Magazine Moyen Orient
Dans le bus 18 qui descend vers le centre ville, il y a une fille aux cheveux bleus qui rêve. Elle est assise, toute seule. Devant elle, deux garçons orthodoxes - cheveux noirs, pantalon noir à pli, pull en coton noir, kippa noire - qui l'épient persuadés d'être discrets. Sous prétexte de suivre les (lents) développements du chantier du tramway, ils se retournent sans cesse et s'échangent au passage un regard complice.

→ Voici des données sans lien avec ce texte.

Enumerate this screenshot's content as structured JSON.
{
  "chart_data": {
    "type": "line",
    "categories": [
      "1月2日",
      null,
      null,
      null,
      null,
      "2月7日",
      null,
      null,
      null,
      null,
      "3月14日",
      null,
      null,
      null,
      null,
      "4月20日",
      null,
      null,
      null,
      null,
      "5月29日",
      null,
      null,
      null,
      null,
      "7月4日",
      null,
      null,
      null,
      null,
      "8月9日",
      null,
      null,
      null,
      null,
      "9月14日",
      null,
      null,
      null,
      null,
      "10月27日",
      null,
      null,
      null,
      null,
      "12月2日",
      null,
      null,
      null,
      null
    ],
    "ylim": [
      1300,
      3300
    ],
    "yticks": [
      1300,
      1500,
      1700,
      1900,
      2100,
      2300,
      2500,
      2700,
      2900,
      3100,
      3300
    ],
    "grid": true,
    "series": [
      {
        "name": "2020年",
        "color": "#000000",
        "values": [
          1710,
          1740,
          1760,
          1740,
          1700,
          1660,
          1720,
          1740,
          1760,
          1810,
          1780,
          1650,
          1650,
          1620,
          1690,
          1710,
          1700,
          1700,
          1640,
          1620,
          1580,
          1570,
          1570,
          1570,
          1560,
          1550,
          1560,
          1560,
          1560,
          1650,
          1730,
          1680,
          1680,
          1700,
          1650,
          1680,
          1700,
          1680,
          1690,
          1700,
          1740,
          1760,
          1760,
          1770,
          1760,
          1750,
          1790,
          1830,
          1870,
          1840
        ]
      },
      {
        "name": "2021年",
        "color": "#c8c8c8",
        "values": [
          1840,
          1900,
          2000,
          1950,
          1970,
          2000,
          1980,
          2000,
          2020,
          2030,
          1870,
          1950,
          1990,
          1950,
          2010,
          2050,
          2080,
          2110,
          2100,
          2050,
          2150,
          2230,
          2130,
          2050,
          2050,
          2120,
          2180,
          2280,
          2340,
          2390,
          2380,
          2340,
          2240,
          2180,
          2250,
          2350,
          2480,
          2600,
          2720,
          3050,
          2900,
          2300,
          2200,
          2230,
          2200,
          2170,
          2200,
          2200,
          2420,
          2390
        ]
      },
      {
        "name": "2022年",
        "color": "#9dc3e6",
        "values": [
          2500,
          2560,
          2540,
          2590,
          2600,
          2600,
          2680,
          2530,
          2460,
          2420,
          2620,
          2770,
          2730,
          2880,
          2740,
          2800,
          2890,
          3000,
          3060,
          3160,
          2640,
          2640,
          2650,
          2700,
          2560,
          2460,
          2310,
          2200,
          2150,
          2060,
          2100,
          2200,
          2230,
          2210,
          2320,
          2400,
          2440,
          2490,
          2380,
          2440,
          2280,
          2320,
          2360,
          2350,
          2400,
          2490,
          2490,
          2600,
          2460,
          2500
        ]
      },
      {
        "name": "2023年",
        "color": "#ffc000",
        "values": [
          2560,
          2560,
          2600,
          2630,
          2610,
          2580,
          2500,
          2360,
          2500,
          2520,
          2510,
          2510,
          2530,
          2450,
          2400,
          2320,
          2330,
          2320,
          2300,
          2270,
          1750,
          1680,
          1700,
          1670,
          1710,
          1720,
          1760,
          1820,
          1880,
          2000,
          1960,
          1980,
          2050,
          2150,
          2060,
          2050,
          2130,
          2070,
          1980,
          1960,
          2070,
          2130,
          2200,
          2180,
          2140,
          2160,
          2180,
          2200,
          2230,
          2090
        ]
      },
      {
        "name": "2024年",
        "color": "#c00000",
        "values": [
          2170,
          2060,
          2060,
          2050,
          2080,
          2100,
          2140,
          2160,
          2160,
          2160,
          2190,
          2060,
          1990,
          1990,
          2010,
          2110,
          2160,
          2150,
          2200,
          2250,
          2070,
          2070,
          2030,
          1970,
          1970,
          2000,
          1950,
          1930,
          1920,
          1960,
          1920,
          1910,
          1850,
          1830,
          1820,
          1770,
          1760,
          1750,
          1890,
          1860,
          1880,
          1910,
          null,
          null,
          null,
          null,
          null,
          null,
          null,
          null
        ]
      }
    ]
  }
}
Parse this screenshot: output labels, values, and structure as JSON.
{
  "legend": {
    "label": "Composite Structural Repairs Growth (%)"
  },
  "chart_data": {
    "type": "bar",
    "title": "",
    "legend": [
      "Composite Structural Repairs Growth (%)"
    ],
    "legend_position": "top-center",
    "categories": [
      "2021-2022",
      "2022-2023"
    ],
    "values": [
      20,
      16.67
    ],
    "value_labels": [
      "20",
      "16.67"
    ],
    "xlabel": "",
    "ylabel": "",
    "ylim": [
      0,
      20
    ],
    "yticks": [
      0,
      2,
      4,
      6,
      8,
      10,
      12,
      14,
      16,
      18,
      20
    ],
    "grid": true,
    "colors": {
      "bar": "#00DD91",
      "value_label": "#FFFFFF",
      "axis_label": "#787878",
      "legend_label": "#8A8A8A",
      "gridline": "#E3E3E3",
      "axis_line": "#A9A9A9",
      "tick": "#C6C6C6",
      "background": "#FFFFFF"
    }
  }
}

Deux vieillards installés à l'arrière les contemplent d'un air réprobateur avant de se lancer dans une discussion presque chuchotée, en Yiddish. C'est le signe des sectes ultra-orthodoxes du quartier de Mea Shearim, pour la plupart anti-sionistes, qui pour mieux signifier leur refus de reconnaissance de tout symbole national s'opposent à l'usage de l'Hébreu moderne au quotidien. Barbe blanche et chapeau noir - dont ils portent chacun la boite en carton sur les genoux - ils sont fixés par un garçonnet arabe, assez perplexe.
Une fois le boulevard Herzl dépassé, le bus poursuit vers la station centrale et s'y remplit. Un groupe de soldats obstrue un moment le passage avec des caisses noires marquées du sigle du commandement central. Ils portent encore le béret vert pâle des nouveaux conscrits, visiblement épuisés, et déséquilibrés par le poids de leur arme ils se cramponnent aux poignées, entre deux poussettes, à chaque tournant.
A mes cotés s'est assise une fille, entièrement voilée. Elle parle au téléphone dans un arabe animé, mi-guttural mi-chantant. D'autres étudiants nous entourent, plongés pour la plupart dans le quotidien gratuit des transports hiérosolymitains. Il commence à faire chaud à Jérusalem, nous sommes en sandales, jeans court, tee-shirts imprimés, mais avec bien sur un pull pour survivre à la climatisation intensive de tous les lieux publics.
La couverture du journal d'aujourd'hui est une statistique: sur 15,000 enfants en CP à Jérusalem cette année seuls 2000 sont scolarisés dans le système laïque. Les autres sont élèves du système public religieux, des écoles publiques arabes, et des établissement hors-contrat des différentes mouvances du secteur Haredi. La jeune population fuit vers Tel Aviv, découragée par la hausse des prix du logements, le manque d'infrastructures et la pression religieuse.
Arrivés aux abords du shouk, montent des familles chargées de sacs de légumes frais. La rue couverte bouillonne de vie et de couleurs, le chauffeur stoppe devant la boulangerie après le feu et bloque un instant tout le trafic de la rue Jaffa pour acheter des pains ronds au sésames qu'un gamin court lui apporter. Au premier virage, une pastèque s'échappe, roule et dévale tout le bus avant de repasser de mains en mains vers l'arrière.
Nous tournons, dépassons l'hôpital Bikour H'olim, les bureaux de la nonciature, le lycée français pour arriver au carrefour de Mea Shearim. Une foule noire et blanche déferle sur les passages piétons tandis que les portes du bus s'ouvrent. La fille au cheveux bleus sort et traverse elle aussi la route, bientôt entièrement entourée, submergée par des chapeaux noirs... Et nous poursuivons notre chemin.